Biotech's voice needs to get louder – and clearer - Bio.News

BIO Board Member: Biotech’s voice needs to get louder – and clearer

Misinformation. Not COVID. Not heart disease. Not cancer. Misinformation. That’s what the Commissioner of the U.S. Food and Drug Administration recently declared the leading cause of death in this country.

Dr. Robert Califf dropped that sobering bombshell during a one-on-one conversation with Biotechnology Innovation Organization (BIO) President and CEO Dr. Michelle McMurry-Heath at the BIO International Convention last month.

So, right now, internet-based and social-media-fueled myths and malarkey—or, as former Attorney General Bill Barr might call it more bluntly, “bullshit”—are killing more people in the U.S. than the usual deadly suspects.

To help combat this often-lethal lack of fact-driven information, BIO is focusing on being the voice of science and for science. That refrain is music to the ears of someone like me, a former TV journalist working with hundreds of the most influential voices in the biotech sector.

But if we are going to ultimately be all about good science, technology, ingenuity, rigor, and data, our collective voice has to get louder—and clearer.

We have myriad ways to turn up the volume: Blogs, media interviews, TikTok and YouTube videos, newspaper and online media thought pieces, open letters, print ads, commercials, tweets, LinkedIn posts, and on and on.

And while these channels can make our voices heard, our messaging isn’t breaking through the noise as much as it should. Instead, we remain stuck in a never-ending feedback loop, shouting into an echo chamber. As a result, we’re primarily reaching, and preaching to, the proverbial choir.

‘If we want people to trust what we’re saying, they have to understand what we’re saying’

I don’t claim to have the gospel on how to break through. If I did, I wouldn’t be writing this piece. However, I do know that one essential part of the solution has to be changing the way the biotech sector communicates.

We need to recognize that our words have consequences. For way too long, most companies have been choosing the wrong verbiage. And too often, we rely on jargon, abbreviations, acronyms, and six-syllable words that few people outside of the life sciences community can comprehend. And it hasn’t helped us advance one bit.

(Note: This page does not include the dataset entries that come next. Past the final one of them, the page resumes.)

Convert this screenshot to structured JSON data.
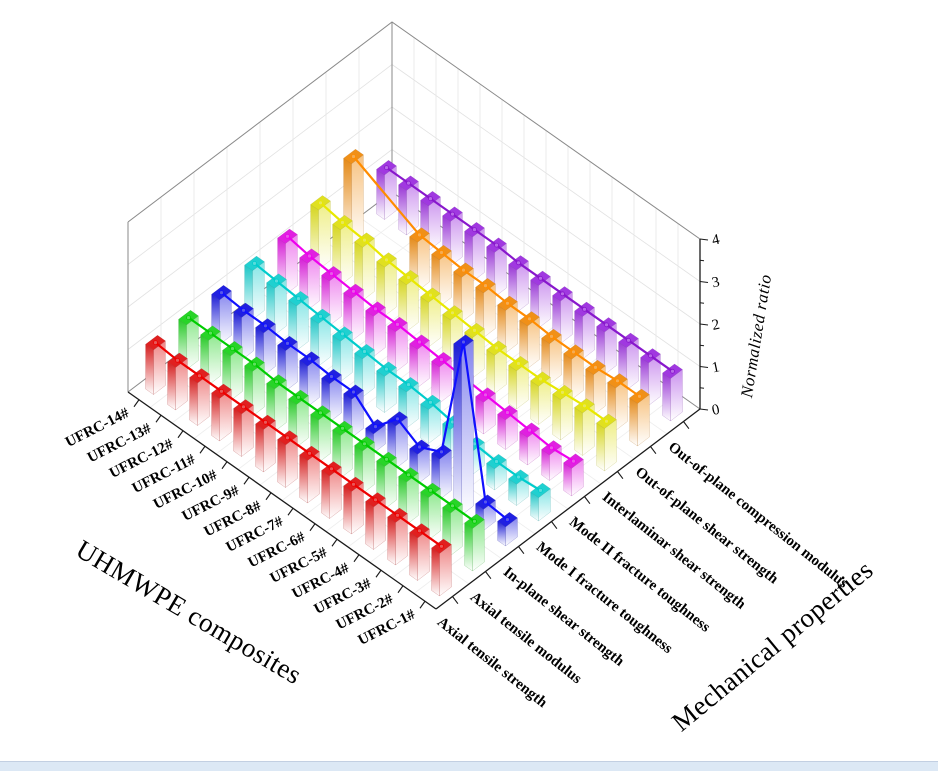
{
  "window": {
    "background_color": "#ffffff",
    "bottom_strip_color": "#dce8f5"
  },
  "chart_data": {
    "type": "bar",
    "subtype": "3d-bar-with-trend-lines",
    "title": "",
    "x_axis": {
      "label": "UHMWPE composites",
      "categories": [
        "UFRC-1#",
        "UFRC-2#",
        "UFRC-3#",
        "UFRC-4#",
        "UFRC-5#",
        "UFRC-6#",
        "UFRC-7#",
        "UFRC-8#",
        "UFRC-9#",
        "UFRC-10#",
        "UFRC-11#",
        "UFRC-12#",
        "UFRC-13#",
        "UFRC-14#"
      ]
    },
    "y_axis": {
      "label": "Mechanical properties",
      "categories": [
        "Axial tensile strength",
        "Axial tensile modulus",
        "In-plane shear strength",
        "Mode I fracture toughness",
        "Mode II fracture toughness",
        "Interlaminar shear strength",
        "Out-of-plane shear strength",
        "Out-of-plane compression modulus"
      ]
    },
    "z_axis": {
      "label": "Normalized ratio",
      "min": 0,
      "max": 4,
      "ticks": [
        0,
        1,
        2,
        3,
        4
      ]
    },
    "grid": true,
    "legend": "none",
    "series": [
      {
        "name": "Axial tensile strength",
        "color": "#e02020",
        "line": "#ee0000",
        "values": [
          1.0,
          1.0,
          1.0,
          1.0,
          1.0,
          1.0,
          1.0,
          1.0,
          1.0,
          1.0,
          1.0,
          1.0,
          1.0,
          1.05
        ]
      },
      {
        "name": "Axial tensile modulus",
        "color": "#28d428",
        "line": "#00cc00",
        "values": [
          1.0,
          1.0,
          1.0,
          1.0,
          1.0,
          1.0,
          1.0,
          1.0,
          1.0,
          1.0,
          1.05,
          1.05,
          1.05,
          1.05
        ]
      },
      {
        "name": "In-plane shear strength",
        "color": "#2020e0",
        "line": "#1010ff",
        "values": [
          0.45,
          0.5,
          3.9,
          0.95,
          0.7,
          1.0,
          0.45,
          0.9,
          0.9,
          0.95,
          0.95,
          1.0,
          1.0,
          1.05
        ]
      },
      {
        "name": "Mode I fracture toughness",
        "color": "#20d0d0",
        "line": "#00cccc",
        "values": [
          0.55,
          0.5,
          0.5,
          0.55,
          0.7,
          0.8,
          0.85,
          0.85,
          0.9,
          0.95,
          1.0,
          1.05,
          1.1,
          1.15
        ]
      },
      {
        "name": "Mode II fracture toughness",
        "color": "#e020e0",
        "line": "#ee00ee",
        "values": [
          0.65,
          0.6,
          0.65,
          0.7,
          0.75,
          0.8,
          0.85,
          0.9,
          0.95,
          0.95,
          1.0,
          1.05,
          1.1,
          1.2
        ]
      },
      {
        "name": "Interlaminar shear strength",
        "color": "#e0e020",
        "line": "#e8e800",
        "values": [
          1.0,
          1.0,
          0.95,
          0.9,
          0.9,
          0.9,
          0.95,
          1.0,
          1.05,
          1.1,
          1.15,
          1.25,
          1.3,
          1.4
        ]
      },
      {
        "name": "Out-of-plane shear strength",
        "color": "#f09018",
        "line": "#ff8c00",
        "values": [
          1.0,
          1.0,
          0.95,
          0.95,
          0.95,
          1.0,
          1.0,
          1.05,
          1.05,
          1.1,
          1.15,
          null,
          null,
          1.9
        ]
      },
      {
        "name": "Out-of-plane compression modulus",
        "color": "#a038e0",
        "line": "#8818cc",
        "values": [
          1.0,
          1.0,
          1.0,
          1.0,
          1.0,
          1.0,
          1.0,
          1.0,
          1.05,
          1.05,
          1.05,
          1.05,
          1.05,
          1.05
        ]
      }
    ]
  }
}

The good news is biotechnology is increasingly sophisticated, offering the hope of more and more advances in science, tech, and health. The bad news is we do a mostly terrible job of explaining those added-on complexities in ways lay people can appreciate. So, if we want to win converts, we must get better at making the science and the tech comprehensible.

In short, if we want people to trust what we’re saying, they have to be able to understand what we’re saying.

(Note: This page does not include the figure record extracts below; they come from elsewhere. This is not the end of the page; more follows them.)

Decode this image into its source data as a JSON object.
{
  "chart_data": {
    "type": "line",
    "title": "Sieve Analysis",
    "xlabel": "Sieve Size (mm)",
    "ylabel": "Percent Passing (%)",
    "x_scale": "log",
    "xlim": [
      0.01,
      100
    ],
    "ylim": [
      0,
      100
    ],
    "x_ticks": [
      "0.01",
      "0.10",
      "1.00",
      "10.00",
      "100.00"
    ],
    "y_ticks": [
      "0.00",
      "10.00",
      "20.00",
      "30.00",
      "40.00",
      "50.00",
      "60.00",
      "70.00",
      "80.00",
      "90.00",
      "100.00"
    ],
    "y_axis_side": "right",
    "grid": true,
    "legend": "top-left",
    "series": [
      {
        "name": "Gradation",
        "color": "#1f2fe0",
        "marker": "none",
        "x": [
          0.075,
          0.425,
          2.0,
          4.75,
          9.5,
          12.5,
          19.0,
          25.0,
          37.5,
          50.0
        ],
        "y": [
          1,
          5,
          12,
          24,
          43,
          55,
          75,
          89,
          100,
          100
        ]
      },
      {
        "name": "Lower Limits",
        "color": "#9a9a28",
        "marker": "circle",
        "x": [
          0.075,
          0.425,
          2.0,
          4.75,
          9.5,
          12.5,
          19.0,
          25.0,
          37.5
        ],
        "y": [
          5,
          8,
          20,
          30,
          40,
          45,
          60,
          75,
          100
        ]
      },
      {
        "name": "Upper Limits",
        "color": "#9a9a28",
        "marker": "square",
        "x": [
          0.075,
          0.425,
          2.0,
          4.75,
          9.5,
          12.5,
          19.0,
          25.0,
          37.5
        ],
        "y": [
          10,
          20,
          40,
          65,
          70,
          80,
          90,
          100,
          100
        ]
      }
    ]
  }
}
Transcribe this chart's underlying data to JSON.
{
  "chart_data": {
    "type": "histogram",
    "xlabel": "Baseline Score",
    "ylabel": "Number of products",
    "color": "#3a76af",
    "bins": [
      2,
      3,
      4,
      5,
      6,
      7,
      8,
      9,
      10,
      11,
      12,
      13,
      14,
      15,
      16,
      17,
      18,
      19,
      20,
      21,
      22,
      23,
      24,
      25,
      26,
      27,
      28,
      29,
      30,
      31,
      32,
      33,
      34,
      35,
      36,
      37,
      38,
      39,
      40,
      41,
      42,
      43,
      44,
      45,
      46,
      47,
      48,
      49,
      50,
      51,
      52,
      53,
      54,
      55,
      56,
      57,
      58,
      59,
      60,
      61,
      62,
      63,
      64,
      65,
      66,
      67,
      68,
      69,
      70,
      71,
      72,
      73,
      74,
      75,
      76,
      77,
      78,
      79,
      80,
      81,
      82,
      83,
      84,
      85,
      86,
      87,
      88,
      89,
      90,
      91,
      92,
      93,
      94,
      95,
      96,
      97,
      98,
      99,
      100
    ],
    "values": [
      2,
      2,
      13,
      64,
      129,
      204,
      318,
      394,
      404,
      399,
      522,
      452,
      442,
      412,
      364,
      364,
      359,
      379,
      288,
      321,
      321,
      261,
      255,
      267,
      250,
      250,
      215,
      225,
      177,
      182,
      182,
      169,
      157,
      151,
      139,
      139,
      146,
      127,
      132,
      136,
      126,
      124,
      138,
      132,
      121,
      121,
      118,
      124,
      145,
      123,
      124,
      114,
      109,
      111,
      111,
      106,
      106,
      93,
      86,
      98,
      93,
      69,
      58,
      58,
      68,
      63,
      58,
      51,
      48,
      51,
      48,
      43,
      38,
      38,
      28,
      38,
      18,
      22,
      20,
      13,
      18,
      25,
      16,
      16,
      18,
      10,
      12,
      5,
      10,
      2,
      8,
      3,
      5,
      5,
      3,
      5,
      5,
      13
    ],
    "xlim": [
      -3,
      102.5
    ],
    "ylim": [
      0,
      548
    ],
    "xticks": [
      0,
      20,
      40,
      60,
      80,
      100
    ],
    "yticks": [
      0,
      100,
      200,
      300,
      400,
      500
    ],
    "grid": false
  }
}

On top of all that, Wall Street lingo years ago overtook a lot of the biotech narrative. I get that investment capital is the mother’s milk of biotech. That is abundantly clear in the current environment. But corporate stories are too often told in shareholder terms. Instead, we should be telling our stories through the prism of maladies, patients, their families, loved ones, caregivers, physicians, healthcare providers, hospital systems, and government entities.

I am not so naive to believe that a marked shift in semantics is singlehandedly going to bring an end to the epidemic of nonsense. And as a newly elected member of the BIO Board of Directors, I look forward to working with fellow Board members, BIO staff, and BIO members to uncover and execute new ideas and approaches to help fix the current situation.

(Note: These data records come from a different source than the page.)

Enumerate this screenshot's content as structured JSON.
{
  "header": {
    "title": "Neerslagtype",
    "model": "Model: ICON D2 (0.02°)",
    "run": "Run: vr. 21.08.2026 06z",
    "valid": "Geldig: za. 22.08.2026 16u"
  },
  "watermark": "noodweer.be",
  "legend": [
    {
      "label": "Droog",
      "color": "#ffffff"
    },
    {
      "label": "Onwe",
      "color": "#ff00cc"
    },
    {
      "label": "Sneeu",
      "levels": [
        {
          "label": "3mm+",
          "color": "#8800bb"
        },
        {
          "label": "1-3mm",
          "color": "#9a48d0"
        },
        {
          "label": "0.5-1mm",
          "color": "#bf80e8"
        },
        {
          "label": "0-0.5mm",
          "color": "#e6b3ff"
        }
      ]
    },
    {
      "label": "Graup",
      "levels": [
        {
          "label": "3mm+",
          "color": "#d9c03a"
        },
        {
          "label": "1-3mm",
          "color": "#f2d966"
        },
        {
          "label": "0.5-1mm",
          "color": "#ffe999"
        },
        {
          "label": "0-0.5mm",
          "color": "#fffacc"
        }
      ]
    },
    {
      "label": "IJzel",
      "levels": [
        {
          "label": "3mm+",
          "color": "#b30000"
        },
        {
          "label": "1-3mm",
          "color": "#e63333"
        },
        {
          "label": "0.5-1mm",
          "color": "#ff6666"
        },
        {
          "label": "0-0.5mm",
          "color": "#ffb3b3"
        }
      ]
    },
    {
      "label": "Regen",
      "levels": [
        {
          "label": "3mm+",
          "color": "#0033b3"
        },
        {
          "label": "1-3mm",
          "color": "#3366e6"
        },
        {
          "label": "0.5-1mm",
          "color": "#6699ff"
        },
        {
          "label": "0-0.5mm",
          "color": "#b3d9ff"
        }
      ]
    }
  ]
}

Unfortunately, the onslaught of misinformation is relentless—and as the FDA Commissioner said, it’s also deadly. But we can fortify our position by readying a sector-wide phalanx of plain-talking biotech communicators and champions.

Mike Huckman, a member of the BIO Board of Directors, Emerging Companies Section, is Global Practice Leader, Executive Communications, at Real Chemistry. From 2000-2010, he was the Pharmaceuticals Reporter at CNBC.